Project leader David Cundall, who has compared the rumoured hoard to the 1922 discovery of Egyptian pharaoh Tutankhamun’s tomb, said a box found in the Kachin state capital Myitkyina appeared to contain man-made objects.
“The two people that buried them put a cross on the map and we found that position and that’s where we have found a crate, a wooden crate,” he said. Researchers have so far been unable to confirm the contents.
But Britain, the former colonial power in Burma, is thought to have buried the brand new planes in sealed crates up to 10 metres (33 feet) underground.
A camera had been inserted into the newly discovered box but murky water was obscuring visibility, Cundall said.
“That’s very encouraging. That’s the sort of image that I would expect to find. We’ve gone into a box, but we have hit this water problem. It’s murky water and we can’t really see very far,” he said at a press conference in Rangoon.
He said he was “very optimistic” about the team’s chances of success and better photographic evidence could be available within weeks.
Britain is thought to have buried the planes in 1945 as they were surplus by the time they arrived by sea.

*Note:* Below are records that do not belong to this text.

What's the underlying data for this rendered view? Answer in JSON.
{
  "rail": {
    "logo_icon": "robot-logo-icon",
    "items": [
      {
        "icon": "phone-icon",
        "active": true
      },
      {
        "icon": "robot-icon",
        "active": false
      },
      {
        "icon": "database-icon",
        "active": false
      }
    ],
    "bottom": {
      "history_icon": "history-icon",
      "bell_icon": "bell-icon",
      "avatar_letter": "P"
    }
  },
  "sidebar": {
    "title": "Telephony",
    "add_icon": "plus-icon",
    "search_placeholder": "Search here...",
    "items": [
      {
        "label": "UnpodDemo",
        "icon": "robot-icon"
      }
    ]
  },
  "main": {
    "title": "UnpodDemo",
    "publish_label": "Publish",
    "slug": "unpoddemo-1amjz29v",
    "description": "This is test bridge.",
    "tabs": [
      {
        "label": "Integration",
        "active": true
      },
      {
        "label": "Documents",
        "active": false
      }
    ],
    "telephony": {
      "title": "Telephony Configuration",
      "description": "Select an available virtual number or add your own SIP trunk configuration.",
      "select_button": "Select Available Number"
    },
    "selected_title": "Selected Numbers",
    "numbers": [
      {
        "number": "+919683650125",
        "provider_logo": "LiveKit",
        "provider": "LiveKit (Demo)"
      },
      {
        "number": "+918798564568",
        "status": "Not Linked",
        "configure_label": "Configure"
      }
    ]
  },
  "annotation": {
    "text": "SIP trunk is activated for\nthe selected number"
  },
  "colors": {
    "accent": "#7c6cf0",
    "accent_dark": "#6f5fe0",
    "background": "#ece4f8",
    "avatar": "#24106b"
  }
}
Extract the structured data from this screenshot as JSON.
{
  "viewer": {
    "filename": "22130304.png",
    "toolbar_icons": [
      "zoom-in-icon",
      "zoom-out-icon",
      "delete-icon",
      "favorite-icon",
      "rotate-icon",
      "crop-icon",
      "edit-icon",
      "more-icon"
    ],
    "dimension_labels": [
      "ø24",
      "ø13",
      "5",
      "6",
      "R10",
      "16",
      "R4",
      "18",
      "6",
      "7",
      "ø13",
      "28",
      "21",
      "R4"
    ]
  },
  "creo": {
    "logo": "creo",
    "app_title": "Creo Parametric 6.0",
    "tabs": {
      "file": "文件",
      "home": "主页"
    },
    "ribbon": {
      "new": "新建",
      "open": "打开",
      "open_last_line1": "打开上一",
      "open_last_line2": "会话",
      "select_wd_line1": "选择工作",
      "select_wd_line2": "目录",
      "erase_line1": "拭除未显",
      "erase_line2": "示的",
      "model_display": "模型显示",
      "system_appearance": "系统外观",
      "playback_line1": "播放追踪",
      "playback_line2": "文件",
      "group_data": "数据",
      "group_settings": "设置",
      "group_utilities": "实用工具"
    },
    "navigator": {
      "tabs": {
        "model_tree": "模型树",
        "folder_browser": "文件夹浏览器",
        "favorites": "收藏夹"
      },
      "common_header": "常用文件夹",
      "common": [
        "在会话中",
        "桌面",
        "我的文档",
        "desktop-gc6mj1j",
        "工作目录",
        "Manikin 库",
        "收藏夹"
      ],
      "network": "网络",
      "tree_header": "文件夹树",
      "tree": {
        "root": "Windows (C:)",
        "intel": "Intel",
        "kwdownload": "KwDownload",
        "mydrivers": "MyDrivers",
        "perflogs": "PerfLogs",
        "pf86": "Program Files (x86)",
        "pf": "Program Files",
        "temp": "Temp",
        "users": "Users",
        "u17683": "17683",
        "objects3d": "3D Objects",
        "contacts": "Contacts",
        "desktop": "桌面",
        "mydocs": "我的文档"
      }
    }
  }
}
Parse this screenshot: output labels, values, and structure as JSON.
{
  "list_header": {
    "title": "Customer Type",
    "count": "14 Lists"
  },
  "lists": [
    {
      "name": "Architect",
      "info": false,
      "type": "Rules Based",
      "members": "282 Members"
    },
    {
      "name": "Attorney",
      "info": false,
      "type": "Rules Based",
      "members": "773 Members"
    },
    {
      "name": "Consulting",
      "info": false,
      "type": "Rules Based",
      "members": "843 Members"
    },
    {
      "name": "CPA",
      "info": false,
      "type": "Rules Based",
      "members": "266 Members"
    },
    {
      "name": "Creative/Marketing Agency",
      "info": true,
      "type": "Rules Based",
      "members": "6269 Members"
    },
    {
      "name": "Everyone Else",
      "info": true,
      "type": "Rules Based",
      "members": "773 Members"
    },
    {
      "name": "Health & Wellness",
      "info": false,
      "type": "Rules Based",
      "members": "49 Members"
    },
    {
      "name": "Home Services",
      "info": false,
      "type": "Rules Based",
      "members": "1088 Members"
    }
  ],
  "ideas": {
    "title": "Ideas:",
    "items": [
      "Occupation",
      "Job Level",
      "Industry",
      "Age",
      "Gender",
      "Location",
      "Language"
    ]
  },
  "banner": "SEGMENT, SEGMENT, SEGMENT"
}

The 21-strong team believe there could be 36 of the iconic single-seat British fighter aircraft beneath Rangoon airport, a wartime airfield, in the Mingaladon district of the city.
Cundall said the team believed there were a further 18 in Myitkyina and six in central Meiktila, based on eyewitness accounts and earlier surveys.
“I’m confident that we will find Spitfires either at Mingaladon or Myitkyina,” he said.
There are thought to be fewer than 50 airworthy Spitfires left in the world and the digs, which have excited military history and aviation enthusiasts around the world, could potentially double their number.
Cundall said a survey was currently being undertaken at Rangoon airport to ensure there are no modern-day obstacles like electricity cables and the team hopes to begin excavation within days.
If successfully excavated, some of the Spitfires are expected to be returned to Britain, which ruled Burma until independence in 1948.
Cundall, a farmer and aircraft enthusiast, has spent 17 years chasing the rumoured lost Spitfires.
His share of any planes found will be 30 percent, his agents will have 20 percent, while the Burma government will keep 50 percent, according to agreements they have signed.
Stanley Coombe, a 91-year-old former British soldier who is one of eight people who said they saw the burials, has also travelled to Burma as part of the team.
“It has been a long, long time since anybody believed what I said. It was only until David Cundall came along that… people believed there was truth in my story so this is going to be a big, big exciting thing to do,” he told reporters.